Kontrolle & Kontrollierbarkeit

Einfach alles im Griff?

 

Eine paradoxe Situation in unserer modernen Gesellschaft: Krankheit kann sowohl der Preis für Lebensumstände wie auch ein Hindernis für erfolgreichen sozialen Aufstieg sein. Sucht- und Abhängigkeitserkrankungen stehen damit auch für ein gesellschaftliches Dilemma hier in Deutschland. Kontrolle verlieren kann „alles verloren“ bedeuten, keiner wird es gerne zugeben.
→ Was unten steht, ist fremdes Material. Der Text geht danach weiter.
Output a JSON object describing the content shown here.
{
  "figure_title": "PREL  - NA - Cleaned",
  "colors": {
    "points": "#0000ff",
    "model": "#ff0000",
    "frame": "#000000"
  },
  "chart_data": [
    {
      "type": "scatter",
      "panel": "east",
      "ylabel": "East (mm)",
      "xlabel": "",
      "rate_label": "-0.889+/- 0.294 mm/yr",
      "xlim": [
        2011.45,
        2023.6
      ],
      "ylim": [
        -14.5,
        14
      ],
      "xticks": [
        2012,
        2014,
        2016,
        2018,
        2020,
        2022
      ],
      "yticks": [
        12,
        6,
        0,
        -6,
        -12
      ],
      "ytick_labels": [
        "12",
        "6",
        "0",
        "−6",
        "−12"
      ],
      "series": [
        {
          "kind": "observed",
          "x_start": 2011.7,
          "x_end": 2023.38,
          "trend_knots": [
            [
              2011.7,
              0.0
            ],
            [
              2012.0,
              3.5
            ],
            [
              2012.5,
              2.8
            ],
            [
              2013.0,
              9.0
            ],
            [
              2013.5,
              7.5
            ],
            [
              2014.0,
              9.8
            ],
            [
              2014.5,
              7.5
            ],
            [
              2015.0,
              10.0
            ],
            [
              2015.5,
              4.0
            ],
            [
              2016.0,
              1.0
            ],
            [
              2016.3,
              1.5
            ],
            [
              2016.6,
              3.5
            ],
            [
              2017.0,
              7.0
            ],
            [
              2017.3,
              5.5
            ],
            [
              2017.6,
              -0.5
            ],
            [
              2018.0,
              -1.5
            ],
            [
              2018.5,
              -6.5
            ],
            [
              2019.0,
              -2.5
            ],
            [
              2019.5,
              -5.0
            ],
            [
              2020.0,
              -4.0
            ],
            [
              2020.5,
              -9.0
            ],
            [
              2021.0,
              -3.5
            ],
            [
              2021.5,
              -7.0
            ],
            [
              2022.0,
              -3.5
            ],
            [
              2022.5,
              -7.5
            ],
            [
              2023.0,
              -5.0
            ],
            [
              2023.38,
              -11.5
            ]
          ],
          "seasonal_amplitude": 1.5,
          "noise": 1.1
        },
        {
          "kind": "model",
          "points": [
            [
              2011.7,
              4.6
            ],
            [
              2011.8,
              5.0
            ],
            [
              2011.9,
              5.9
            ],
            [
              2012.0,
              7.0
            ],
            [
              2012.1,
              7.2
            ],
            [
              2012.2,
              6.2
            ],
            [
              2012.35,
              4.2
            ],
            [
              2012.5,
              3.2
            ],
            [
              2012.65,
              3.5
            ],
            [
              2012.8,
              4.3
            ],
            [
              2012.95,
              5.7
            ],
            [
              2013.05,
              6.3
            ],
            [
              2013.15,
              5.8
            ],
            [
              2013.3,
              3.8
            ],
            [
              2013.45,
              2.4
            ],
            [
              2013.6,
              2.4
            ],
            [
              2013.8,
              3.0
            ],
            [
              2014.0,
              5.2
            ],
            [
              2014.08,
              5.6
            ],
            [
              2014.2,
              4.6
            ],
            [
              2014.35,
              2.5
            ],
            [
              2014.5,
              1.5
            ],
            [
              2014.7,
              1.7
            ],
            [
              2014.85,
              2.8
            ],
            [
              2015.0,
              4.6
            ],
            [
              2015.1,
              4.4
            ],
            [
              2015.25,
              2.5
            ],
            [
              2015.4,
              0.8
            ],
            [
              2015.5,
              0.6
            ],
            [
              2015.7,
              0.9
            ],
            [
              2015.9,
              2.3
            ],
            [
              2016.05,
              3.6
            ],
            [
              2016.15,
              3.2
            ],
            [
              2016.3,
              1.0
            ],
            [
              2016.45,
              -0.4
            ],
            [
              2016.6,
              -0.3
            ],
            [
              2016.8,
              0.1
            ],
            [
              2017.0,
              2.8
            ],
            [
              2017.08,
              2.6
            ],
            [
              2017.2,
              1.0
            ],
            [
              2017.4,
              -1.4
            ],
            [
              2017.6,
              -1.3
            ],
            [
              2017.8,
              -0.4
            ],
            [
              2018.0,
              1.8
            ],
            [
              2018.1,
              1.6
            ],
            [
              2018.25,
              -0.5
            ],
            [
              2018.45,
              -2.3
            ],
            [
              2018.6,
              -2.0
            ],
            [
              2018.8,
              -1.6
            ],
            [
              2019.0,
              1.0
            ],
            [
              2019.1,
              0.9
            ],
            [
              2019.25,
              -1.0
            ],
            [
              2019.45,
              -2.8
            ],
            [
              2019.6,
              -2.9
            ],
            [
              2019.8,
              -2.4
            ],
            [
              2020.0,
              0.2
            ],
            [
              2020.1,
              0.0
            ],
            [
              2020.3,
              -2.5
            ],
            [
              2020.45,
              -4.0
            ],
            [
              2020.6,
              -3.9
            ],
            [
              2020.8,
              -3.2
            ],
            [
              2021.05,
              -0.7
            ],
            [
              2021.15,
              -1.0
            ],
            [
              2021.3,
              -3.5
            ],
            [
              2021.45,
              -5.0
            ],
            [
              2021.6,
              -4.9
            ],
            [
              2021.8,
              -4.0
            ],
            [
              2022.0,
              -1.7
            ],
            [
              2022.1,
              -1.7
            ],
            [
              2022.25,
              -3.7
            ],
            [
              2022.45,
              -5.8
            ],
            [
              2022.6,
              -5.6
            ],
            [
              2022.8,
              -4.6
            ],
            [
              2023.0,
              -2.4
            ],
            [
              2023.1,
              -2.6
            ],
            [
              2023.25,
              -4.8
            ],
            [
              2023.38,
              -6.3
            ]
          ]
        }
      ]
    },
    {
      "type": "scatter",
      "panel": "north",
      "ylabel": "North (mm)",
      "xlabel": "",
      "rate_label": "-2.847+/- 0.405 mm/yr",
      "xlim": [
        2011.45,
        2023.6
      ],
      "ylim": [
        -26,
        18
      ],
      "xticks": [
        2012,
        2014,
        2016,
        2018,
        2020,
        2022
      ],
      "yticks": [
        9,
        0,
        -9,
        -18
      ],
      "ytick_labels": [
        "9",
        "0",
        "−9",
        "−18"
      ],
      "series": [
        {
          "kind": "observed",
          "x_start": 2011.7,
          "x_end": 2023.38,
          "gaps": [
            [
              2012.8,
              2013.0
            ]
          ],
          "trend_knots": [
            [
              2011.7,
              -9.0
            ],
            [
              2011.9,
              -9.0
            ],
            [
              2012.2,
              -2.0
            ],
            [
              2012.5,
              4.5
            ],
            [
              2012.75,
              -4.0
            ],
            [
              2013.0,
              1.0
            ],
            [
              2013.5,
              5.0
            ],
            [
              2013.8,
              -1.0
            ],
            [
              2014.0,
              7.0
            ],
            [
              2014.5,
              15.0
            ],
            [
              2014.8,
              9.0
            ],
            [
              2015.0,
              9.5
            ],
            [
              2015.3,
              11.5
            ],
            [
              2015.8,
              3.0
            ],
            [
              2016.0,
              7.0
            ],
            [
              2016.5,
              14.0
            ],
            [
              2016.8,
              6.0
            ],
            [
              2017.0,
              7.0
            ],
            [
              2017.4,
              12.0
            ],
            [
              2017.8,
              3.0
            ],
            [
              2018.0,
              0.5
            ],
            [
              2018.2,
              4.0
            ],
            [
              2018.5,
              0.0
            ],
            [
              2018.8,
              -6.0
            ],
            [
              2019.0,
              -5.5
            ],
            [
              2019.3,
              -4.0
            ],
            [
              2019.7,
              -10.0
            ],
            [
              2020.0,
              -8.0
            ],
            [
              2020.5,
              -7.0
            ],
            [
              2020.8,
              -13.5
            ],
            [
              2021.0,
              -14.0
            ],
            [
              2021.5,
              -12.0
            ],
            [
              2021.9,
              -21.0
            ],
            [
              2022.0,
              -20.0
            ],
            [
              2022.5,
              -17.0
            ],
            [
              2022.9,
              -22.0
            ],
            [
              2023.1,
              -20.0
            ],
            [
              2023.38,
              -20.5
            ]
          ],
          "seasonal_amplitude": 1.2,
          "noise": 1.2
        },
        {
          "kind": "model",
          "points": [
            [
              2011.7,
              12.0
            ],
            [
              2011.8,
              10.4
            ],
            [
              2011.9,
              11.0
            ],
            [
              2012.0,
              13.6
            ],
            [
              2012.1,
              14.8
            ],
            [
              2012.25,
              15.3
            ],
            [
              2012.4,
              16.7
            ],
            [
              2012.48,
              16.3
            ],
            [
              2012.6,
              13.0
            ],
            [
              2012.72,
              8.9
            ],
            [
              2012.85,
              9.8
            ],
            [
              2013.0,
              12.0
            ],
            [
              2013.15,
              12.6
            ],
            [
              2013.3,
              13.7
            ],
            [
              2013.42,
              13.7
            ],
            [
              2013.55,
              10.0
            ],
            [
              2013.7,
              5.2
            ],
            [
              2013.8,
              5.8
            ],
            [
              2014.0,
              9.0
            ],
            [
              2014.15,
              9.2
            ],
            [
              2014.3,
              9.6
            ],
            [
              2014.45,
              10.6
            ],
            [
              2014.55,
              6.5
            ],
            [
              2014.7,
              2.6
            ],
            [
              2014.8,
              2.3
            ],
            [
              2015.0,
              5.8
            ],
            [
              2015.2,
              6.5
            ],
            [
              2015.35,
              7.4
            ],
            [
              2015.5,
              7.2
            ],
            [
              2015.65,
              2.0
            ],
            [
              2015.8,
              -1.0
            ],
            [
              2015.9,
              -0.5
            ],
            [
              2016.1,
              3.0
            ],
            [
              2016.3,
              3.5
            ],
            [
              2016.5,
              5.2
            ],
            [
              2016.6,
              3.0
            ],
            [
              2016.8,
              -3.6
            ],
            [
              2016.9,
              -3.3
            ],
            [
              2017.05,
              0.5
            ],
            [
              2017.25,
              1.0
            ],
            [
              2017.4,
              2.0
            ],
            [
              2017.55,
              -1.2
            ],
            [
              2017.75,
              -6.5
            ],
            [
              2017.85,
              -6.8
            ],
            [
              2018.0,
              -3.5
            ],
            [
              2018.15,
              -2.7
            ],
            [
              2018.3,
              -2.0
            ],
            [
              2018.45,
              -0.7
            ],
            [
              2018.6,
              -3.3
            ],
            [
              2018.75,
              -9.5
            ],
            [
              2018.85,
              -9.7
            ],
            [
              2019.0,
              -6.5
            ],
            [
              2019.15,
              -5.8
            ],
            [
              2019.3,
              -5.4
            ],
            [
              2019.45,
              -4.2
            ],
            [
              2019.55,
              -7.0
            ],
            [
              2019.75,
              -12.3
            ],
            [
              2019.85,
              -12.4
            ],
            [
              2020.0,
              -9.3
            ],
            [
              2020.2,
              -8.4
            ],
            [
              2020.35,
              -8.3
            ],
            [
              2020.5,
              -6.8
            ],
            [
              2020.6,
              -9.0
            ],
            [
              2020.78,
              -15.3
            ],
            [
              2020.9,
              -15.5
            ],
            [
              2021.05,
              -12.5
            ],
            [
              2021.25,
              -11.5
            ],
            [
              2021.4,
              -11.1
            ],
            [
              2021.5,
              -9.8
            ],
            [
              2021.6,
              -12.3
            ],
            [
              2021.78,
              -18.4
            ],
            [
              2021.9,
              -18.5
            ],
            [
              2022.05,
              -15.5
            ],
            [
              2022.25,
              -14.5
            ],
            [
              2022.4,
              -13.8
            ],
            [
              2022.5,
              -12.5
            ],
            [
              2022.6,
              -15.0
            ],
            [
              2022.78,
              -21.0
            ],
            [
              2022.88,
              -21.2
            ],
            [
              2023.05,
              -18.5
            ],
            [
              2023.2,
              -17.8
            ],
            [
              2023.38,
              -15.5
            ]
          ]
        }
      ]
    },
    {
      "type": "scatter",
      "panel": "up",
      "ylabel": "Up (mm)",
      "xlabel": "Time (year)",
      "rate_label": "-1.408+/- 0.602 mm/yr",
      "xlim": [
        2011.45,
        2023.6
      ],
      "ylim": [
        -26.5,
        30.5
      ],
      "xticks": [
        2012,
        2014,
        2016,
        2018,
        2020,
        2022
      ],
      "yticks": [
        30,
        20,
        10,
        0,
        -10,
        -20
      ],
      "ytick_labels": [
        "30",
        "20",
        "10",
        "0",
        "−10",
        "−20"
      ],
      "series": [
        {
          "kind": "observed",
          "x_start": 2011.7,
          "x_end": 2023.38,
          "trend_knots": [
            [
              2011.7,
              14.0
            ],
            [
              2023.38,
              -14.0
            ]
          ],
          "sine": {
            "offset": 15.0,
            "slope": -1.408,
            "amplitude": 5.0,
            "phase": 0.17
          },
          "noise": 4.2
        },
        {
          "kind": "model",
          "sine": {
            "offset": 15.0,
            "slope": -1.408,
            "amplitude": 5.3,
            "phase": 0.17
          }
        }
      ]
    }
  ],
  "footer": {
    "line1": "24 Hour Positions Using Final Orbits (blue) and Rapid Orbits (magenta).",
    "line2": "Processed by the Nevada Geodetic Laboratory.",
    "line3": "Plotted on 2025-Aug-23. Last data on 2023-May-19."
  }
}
Sorgt eine Therapie für tabula rasa, gibt es einen Neustart.

 Drogenabhängige aller Art leiden unter der Gemeinsamkeit, dem vergangenen TUN und dem Bewerten  dieses TUNS in einer Sichtweise anderen völlig ausgeliefert zu sein. Die Bewertung des jeweiligen Drogenkonsums wird vordergründig an den sozialen Folgen bemessen. So wird entschieden, ob es sich letztendlich um Gebrauch oder bereits um Drogenmissbrauch handelt.  Es geht also weniger um das Problem, das aus der Droge selbst entsteht, als vielmehr um die menschliche Interaktion. Drogenmissbrauch, und dazu gehört auch die Einnahme diverser Medikamente, wird entschieden zu einer Frage der Kommentierung, d. h. wie Menschen in einem interaktionalen Kontext interagieren, also ihr gegenseitiges Verhalten bewerten.

 Drogengebrauch kann man auf drei Ebenen betrachten: der individuellen Ebene auf der die Bewertung, d. h. die Semantik, eine wichtige Rolle spielt. Auf einer interaktionalen Ebene spielt der objektive Verhaltenskontext die wichtige Rolle (sog. politisches Handeln) und auf einer sozial-ökologischen Ebene werden die jeweiligen sozialen Institutionen einbezogen.

 

Spielt z. B. der Gesundheitsaspekt die ausschlaggebende Rolle, dann wird das Verhalten lediglich auf der individuellen Ebene thematisiert, entsprechend Maßnahmen darauf auch abgestellt. Folge davon ist oftmals, dass der interaktionale Kontext, z. B. Eltern und Kind, verleugnet wird.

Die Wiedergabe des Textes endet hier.